A LOCAL vicar fighting for reinstatement after he was removed from office for having an affair with a married woman will have his appeal heard next month.
Reverend David King was banned from practising for four years following a Church of England disciplinary tribunal held in November last year – the first Church of England disciplinary tribunal of its kind.
The Chancery Court of York will sit at Leeds Combined Court Centre on Monday 10 March to hear the appeal by Rev King.
Rev King was dismissed as Vicar of Middle Esk Moor, comprising the parishes of Egton, Glaisdale, Lealholm, Goathland and Grosmont, over his relationship with mother-of four Tracy Byrne.
Last year’s tribunal concluded that the pair had a two-year relationship which “went far beyond merely holding hands or kissing”.
It found the Rev King had “pursued an improper, intimate and physical relationship with Mrs Byrne”, and that he had conducted himself in a manner unbecoming a Clerk in Holy Orders.

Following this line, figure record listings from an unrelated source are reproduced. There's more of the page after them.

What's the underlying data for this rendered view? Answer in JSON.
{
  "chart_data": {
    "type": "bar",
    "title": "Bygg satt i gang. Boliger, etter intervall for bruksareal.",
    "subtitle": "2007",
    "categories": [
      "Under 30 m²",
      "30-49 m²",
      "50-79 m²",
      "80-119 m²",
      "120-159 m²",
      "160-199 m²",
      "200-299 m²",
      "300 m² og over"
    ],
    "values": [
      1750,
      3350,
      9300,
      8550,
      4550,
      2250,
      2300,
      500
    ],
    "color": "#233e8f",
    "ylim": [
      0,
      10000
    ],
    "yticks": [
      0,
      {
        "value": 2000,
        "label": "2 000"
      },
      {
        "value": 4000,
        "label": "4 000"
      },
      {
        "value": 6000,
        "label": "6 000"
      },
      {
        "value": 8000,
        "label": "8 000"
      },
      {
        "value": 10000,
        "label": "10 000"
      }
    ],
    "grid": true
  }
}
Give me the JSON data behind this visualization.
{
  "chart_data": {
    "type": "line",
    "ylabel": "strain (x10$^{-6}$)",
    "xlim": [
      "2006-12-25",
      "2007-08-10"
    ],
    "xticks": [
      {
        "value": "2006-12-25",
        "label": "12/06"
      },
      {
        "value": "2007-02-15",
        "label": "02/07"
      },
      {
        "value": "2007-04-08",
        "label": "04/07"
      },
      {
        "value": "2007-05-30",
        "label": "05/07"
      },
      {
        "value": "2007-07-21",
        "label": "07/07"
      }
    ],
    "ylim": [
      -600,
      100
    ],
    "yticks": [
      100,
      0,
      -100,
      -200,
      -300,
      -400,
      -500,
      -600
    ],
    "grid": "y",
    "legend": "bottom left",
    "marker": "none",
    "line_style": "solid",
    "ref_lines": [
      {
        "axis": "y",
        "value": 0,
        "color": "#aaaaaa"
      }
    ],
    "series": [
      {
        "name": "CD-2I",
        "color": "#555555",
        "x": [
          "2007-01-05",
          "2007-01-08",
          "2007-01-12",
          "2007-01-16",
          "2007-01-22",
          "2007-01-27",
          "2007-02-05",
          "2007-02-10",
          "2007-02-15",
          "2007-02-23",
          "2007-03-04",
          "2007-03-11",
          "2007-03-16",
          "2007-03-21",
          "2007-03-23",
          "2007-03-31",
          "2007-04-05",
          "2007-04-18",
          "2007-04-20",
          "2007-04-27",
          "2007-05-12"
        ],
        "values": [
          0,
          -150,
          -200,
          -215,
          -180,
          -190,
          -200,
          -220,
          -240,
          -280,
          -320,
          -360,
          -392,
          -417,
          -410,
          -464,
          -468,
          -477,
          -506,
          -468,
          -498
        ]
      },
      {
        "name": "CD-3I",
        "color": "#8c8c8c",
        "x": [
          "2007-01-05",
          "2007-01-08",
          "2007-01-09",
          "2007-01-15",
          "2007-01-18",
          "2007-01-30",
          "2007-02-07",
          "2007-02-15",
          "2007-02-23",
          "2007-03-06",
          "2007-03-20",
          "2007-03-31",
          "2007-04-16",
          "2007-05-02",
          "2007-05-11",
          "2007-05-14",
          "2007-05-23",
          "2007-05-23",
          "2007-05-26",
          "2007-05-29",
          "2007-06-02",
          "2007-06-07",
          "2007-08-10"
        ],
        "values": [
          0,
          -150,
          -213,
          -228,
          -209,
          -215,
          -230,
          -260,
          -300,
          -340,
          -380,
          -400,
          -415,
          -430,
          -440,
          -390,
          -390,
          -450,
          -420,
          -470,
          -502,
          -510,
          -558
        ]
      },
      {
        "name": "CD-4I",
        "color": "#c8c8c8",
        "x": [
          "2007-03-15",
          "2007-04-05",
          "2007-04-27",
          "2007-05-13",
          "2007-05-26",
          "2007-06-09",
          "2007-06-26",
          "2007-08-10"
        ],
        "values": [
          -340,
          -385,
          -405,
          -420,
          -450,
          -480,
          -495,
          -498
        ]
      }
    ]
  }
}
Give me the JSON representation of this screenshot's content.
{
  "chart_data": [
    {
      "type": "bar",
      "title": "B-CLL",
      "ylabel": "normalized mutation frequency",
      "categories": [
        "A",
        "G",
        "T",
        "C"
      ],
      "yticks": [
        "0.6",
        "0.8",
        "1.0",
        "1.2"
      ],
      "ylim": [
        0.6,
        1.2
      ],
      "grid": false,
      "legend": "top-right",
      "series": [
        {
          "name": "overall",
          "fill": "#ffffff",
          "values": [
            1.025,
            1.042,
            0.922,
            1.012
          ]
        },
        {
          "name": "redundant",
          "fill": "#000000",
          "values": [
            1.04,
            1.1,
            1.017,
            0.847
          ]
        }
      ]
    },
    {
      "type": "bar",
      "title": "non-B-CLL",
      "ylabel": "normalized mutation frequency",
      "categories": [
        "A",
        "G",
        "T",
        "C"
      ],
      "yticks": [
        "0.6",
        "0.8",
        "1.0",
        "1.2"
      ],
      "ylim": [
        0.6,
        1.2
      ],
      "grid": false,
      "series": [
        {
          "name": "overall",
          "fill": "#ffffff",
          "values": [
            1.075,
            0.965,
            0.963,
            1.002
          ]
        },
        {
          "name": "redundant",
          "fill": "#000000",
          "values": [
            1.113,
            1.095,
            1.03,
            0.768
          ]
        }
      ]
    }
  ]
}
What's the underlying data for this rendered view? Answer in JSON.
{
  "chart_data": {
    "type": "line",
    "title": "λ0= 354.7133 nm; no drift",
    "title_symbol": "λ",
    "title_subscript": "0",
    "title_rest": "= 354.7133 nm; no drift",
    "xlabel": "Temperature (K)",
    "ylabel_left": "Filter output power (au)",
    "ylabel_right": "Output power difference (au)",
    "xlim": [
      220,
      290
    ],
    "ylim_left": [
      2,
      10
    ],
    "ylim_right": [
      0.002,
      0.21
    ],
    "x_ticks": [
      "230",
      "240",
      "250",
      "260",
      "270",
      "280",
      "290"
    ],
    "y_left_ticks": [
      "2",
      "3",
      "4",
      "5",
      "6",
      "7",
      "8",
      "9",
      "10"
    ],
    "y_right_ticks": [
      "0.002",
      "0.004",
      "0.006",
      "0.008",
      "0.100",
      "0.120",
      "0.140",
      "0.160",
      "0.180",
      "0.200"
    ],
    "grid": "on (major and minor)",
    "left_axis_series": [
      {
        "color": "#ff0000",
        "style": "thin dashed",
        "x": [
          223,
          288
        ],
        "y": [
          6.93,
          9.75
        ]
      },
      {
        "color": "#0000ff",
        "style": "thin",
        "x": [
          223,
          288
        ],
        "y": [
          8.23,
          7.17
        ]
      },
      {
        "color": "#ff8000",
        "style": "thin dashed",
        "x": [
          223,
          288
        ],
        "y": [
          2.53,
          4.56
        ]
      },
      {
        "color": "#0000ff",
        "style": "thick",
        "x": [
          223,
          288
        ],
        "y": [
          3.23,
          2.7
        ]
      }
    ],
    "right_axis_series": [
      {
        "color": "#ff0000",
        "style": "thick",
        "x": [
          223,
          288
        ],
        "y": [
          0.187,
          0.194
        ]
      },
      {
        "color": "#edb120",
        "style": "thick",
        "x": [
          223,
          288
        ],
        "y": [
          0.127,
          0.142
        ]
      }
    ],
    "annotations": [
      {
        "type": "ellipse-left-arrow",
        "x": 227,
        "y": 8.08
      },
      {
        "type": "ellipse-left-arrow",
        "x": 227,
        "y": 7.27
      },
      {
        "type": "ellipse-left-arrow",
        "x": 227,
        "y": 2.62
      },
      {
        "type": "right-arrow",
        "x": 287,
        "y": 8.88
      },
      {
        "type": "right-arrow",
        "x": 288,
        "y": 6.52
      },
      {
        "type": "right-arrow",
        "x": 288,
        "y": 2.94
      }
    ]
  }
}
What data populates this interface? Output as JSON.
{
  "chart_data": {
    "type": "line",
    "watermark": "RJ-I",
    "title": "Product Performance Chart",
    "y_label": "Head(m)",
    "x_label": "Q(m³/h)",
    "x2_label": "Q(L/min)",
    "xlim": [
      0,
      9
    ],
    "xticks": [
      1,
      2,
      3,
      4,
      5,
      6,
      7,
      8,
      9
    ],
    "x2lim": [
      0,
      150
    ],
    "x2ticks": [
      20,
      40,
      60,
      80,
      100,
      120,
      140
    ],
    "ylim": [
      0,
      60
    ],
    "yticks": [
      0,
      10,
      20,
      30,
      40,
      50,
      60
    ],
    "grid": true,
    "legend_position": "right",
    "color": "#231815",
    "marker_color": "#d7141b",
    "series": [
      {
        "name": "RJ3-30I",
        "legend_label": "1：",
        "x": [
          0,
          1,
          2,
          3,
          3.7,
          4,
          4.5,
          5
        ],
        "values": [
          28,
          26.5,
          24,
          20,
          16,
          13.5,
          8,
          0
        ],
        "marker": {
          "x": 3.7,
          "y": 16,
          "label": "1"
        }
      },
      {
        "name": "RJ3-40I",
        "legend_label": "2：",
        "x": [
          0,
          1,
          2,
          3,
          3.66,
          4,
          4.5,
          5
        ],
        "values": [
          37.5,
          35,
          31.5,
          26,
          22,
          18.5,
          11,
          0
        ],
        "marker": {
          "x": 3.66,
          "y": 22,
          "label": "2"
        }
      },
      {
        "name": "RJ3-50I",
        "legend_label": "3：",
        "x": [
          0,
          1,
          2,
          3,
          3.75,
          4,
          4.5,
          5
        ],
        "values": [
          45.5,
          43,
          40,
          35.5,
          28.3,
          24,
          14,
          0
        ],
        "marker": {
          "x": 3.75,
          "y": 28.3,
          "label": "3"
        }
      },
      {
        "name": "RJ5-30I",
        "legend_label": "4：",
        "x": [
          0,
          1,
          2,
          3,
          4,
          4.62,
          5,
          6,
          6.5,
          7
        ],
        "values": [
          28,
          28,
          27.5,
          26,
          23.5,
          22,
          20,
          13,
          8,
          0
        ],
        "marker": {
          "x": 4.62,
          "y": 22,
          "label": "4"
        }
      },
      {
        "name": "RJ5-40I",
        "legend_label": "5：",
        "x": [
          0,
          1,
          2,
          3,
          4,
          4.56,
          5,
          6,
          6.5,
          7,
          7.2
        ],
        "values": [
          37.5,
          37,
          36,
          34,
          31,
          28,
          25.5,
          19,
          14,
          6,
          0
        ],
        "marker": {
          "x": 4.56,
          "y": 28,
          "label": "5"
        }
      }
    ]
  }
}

Mrs Byrne began divorce proceedings in December 2005 and her estranged husband, James Byrne, who has since moved to Australia, complained to the Archbishop of York.
The fact that Rev King has appealed against the penalty imposed means he has remained Vicar of Middle Esk Moor, but he has not been allowed to conduct any services as he is suspended.
If the penalty is upheld Rev King loses his position as vicar of Middle Esk Moor. He is then banned from being a priest anywhere in the Church of England for the following four years.
His appeal suspends implementation of the tribunal’s original penalty and means the parish cannot find a replacement until the appeal is determined.
The Chancery Court of York, which will hear the appeal, is the senior ecclesiastical court in the Church of England's Province of York. Its presiding judge, known as the Auditor, is The Worshipful Sheila Cameron QC. Hearings are usually conducted in public unless the court itself rules to the contrary. The Church of England disciplinary tribunal in November was held behind closed doors.